Whether you’re starting a new website or migrating a static Web site to a more dynamic platform, if content management is your biggest problem and you hope to make your site more engaging to visitors, your first choice of a content management system should be Joomla, preferably the latest release possible. For the mid-sized to large content-based website, Joomla offers several features that make it the first option for developers. In fact, this website is an example of a Joomla site to its very core.
First of all, Joomla is completely free. It is open source software, which means that as long as you agree to the terms stated on their website and use the software only as it is intended, you are welcome to develop your website without paying any upfront costs. There are many other development tools out there that cost an arm and a leg and after spending a couple of years experimenting, it seemed that they often had bugs and other issues. With that said, the fact that it is open source means it’s a project that people genuinely believe in. Therefore, the support forums on the main Joomla site are beyond compare and I’ve never had a question, basic or advanced, that hadn’t already been addressed somewhere. The one time I did have a statement to make, it was immediately replied to. People care about the success, failure and viability of open source and Joomla and products like it are often very well-maintained with a support team of volunteers.

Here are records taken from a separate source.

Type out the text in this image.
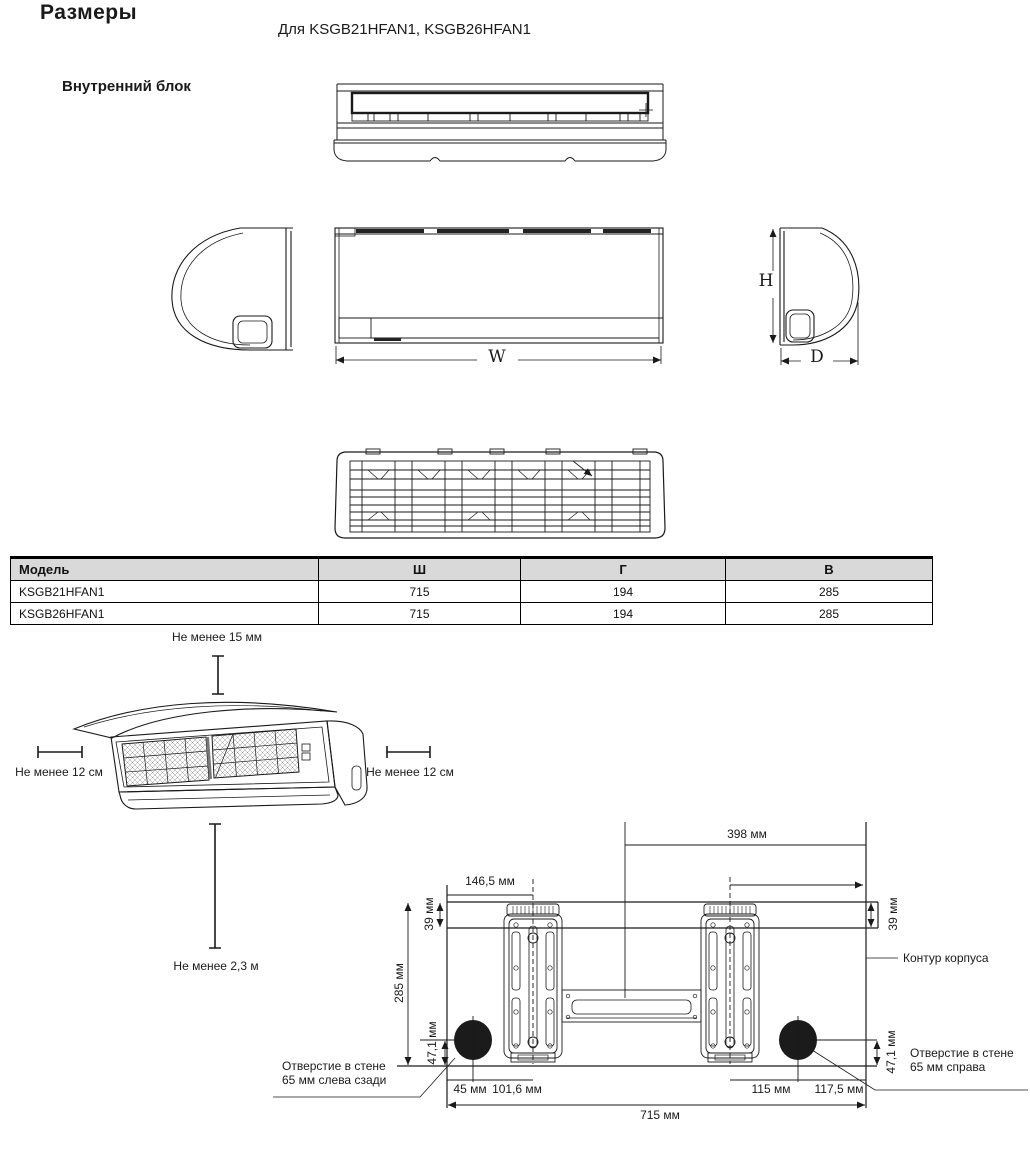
Размеры
Для KSGB21HFAN1, KSGB26HFAN1
Внутренний блок
W
H
D
Модель	Ш	Г	В
KSGB21HFAN1	715	194	285
KSGB26HFAN1	715	194	285
Не менее 15 мм
Не менее 12 см	Не менее 12 см
Не менее 2,3 м
398 мм
146,5 мм
39 мм	39 мм
285 мм
47,1 мм	47,1 мм
45 мм 101,6 мм	115 мм	117,5 мм
715 мм
Контур корпуса
Отверстие в стене
65 мм слева сзади
Отверстие в стене
65 мм справа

Aside from being free and open source software, another element that makes Joomla the ideal content management system for your website is that it is incredibly easy to use and implement. If your web host grants you access to Fantastico, chances are it will be a one-click upload to get the initial framework onto your site. Even manual installation is a breeze and only minimal knowledge of basic PHP concepts and coding is necessary. Another aspect of this is that the documentation and support system made up entirely of volunteers is beyond compare so even if you have trouble with basic issues, chances are it’s addressed somewhere in the documentation for Joomla and if not, the forums will very likely cover what you need to know.
As a note on the ease of use of Joomla as your content management for a new or existing website, make sure you plan ahead and create a content map as well as spend the necessary time with the documentation. When you are setting up Joomla and preparing to look over your content, once you’ve made a detailed plan of action for your website, spend at least one entire day; preferably around 5-7 hours, reading through all of the documentation and getting a firm handle on how Joomla operates as a content management system. The last thing you want is to dive right in, get a great deal of content plugged in and the template just right only to find you have to start from scratch. While it’s easy to learn and use, you want to make sure you’ve dedicated enough time to preparation, including your website plan based on what Joomla as a content management system can do and learning how to effectively and efficiently work with it.